Это был все тот же монастырь с руинами пивзавода, встроенного в монастырскую стену. С тем же битым кирпичом, досками и углем. С наполовину побеленным храмом, с его живой боковой частью, где стояли семь старух, три женщины помоложе, два мужичка и четверо ребятишек.
Чуть потерянные, бледные, с прозрачными глазами. Пришел отец
Севастьян, окропил всех святой водой и служил.

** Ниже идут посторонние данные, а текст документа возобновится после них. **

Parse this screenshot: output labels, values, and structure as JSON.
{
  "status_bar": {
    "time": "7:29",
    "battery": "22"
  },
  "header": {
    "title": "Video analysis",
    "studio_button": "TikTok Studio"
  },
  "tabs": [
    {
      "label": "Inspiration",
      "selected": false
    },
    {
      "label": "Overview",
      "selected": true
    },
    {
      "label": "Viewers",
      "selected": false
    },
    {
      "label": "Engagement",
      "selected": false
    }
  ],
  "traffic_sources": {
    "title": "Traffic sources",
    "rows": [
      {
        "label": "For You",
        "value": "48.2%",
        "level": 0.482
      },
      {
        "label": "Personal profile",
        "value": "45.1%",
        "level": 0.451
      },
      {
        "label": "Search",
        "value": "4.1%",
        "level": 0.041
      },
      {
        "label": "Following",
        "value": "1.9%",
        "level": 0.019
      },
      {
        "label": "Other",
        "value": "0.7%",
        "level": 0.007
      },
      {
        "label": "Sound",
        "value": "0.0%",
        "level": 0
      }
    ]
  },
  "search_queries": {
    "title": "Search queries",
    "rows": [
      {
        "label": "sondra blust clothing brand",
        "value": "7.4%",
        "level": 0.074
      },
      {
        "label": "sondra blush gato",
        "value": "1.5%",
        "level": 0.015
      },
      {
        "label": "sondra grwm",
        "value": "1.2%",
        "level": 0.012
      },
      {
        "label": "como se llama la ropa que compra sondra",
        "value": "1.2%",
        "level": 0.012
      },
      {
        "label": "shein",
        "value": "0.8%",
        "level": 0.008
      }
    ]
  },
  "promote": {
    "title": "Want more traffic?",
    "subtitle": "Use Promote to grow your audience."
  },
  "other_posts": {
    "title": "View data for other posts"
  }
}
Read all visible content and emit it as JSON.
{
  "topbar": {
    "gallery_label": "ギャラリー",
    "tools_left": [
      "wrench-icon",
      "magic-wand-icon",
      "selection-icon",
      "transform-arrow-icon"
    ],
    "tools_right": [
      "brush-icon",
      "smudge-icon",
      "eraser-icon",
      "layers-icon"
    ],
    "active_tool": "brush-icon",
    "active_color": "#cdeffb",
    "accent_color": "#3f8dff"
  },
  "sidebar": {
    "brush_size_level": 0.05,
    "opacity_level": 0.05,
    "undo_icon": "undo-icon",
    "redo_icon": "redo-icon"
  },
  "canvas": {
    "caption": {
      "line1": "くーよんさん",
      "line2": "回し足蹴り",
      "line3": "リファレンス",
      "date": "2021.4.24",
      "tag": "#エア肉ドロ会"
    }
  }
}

Евгению казалось, все видят его набрякшие глаза и собрались ради него. И так тихо, ответственно, чисто горели свечи, что, едва он зашел, стало невыносимо тяжело от себя. Он стоял, как в шкуре, в броне своих точных рук, мышц, загара, опыта. Он пошевелился, и все это заходило, заскрежетало и зачесалось, как короста… Все мужское, нажитое, стало отслаиваться, отпадать коркой, пока он не превратился в огромного ребенка с пульсирующим багровым нутром и тонкой кожей.
И ребенок этот ревел: верните мне мою Машу! А ему говорили: мы не можем тебе ее вернуть, потому что не отнимали и она вовеки твоя.
Никакой земной справедливости нет. Никто даже себе не принадлежит, надо принять ее, какая она есть, огромно и спокойно, и отпустить, а потом замереть, и любовь сама подступит, как вода. И потопит, и промоет не щадя и не жалея, а когда спадет разлив, то оставит обсыхать на берегу, но уже на вечность выше.